As it stands the 6990 is not a great product: it requires an expensive PSU, a big case full of fans, at price ponit higher than similar CF setups.
Considering that there are ZERO enthuasiast mobos thah wont accept CF, the 6990 becomes a very hard sell.
Even more troubling is the lack of a DL-DVI adapter in the bundle, scaring way 30" owners, precisely the group of buyers most interested in this video card.
Why should a 30" step away from a 580m or SLI 580s, if the 6990 the same expensive PSU, the same BIG case full of fans and a DL-DVI adapter costs more than teh price gap to a SLI mobo?
Thanny - Tuesday, March 8, 2011 - linkThis card looks very much like the XFX 4GB 5970 card. The GPU position and cooling setup is identical.
I'd be very interested to see a performance comparison with that card, which operates at 5870 clock speeds and has the same amount of graphics memory (which is not "frame buffer", for those who keep misusing that term).
JumpingJack - Wednesday, March 9, 2011 - link
:) Yep, I wished they would actually make it right.
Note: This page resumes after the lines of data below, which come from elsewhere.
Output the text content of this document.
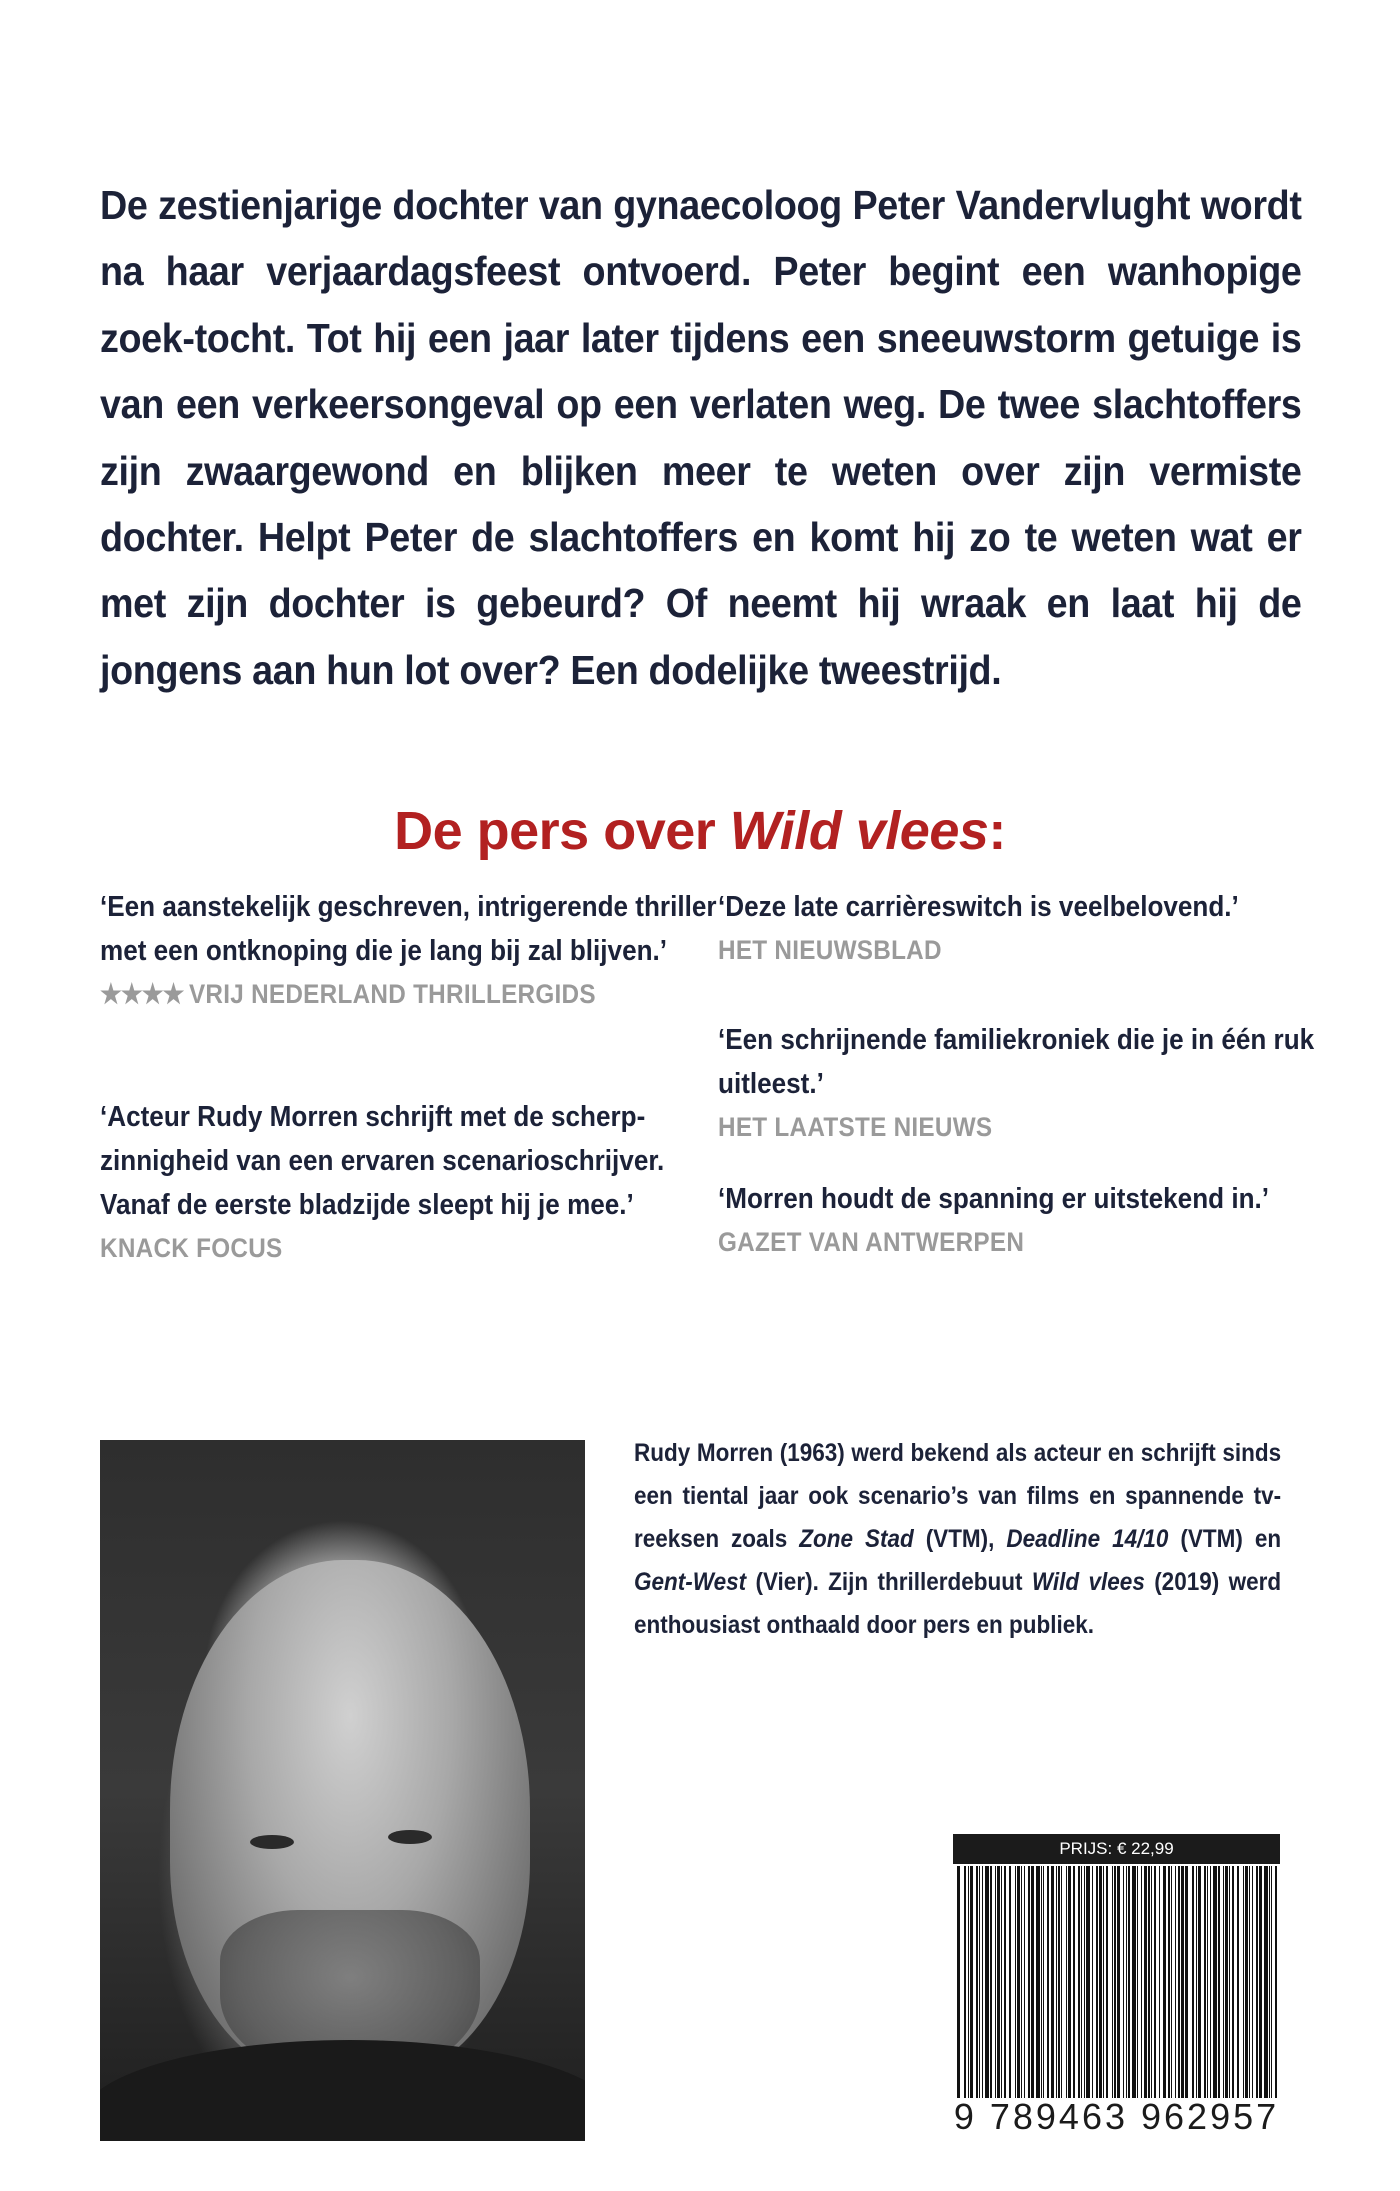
De zestienjarige dochter van gynaecoloog Peter Vandervlught wordt na haar verjaardagsfeest ontvoerd. Peter begint een wanhopige zoek-tocht. Tot hij een jaar later tijdens een sneeuwstorm getuige is van een verkeersongeval op een verlaten weg. De twee slachtoffers zijn zwaargewond en blijken meer te weten over zijn vermiste dochter. Helpt Peter de slachtoffers en komt hij zo te weten wat er met zijn dochter is gebeurd? Of neemt hij wraak en laat hij de jongens aan hun lot over? Een dodelijke tweestrijd.
De pers over Wild vlees:
‘Een aanstekelijk geschreven, intrigerende thriller met een ontknoping die je lang bij zal blijven.’
★★★★ VRIJ NEDERLAND THRILLERGIDS
‘Acteur Rudy Morren schrijft met de scherp-zinnigheid van een ervaren scenarioschrijver. Vanaf de eerste bladzijde sleept hij je mee.’
KNACK FOCUS
‘Deze late carrièreswitch is veelbelovend.’
HET NIEUWSBLAD
‘Een schrijnende familiekroniek die je in één ruk uitleest.’
HET LAATSTE NIEUWS
‘Morren houdt de spanning er uitstekend in.’
GAZET VAN ANTWERPEN
Rudy Morren (1963) werd bekend als acteur en schrijft sinds een tiental jaar ook scenario’s van films en spannende tv-reeksen zoals Zone Stad (VTM), Deadline 14/10 (VTM) en Gent-West (Vier). Zijn thrillerdebuut Wild vlees (2019) werd enthousiast onthaald door pers en publiek.
PRIJS: € 22,99
9 789463 962957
The frame buffer is the amount of memory to store the pixel and color depth info for a renderable frame of data, whereas graphics memory (or VRAM) is the total memory available for the card which consequently holds the frame buffer, command buffer, textures, etc etc. The frame buffer is just a small portion of the VRAM set aside and is the output target for the GPU. The frame buffer size is the same for every modern video card on the planet at fixed (same) resolution. I.e. a 1900x1200 res with 32 bit color depth has a frame buffer of ~9.2 MB (1900x1200x32 / 8), if double or tripled buffered, multiply by 2 or 3.
Most every techno site misapplies the term "frame buffer", Anandtech, PCPer (big abuser), Techreport ... most everyone.
Hrel - Wednesday, March 9, 2011 - linkAnyone wanting to play at resolutions above 1080p should just buy two GTX560's for 500 bucks. Why waste the extra 200? There's no such thing as future proofing at these levels.
wellortech - Wednesday, March 9, 2011 - linkIf the 560s are as noisy as the 570, I think I would rather try a pair of 6950s.
HangFire - Wednesday, March 9, 2011 - linkAnd you can't even bring yourself to mention Linux (non) support?
You do realize there are high end Linux workstation users, with CAD, custom software, and OpenCL development projects that need this information?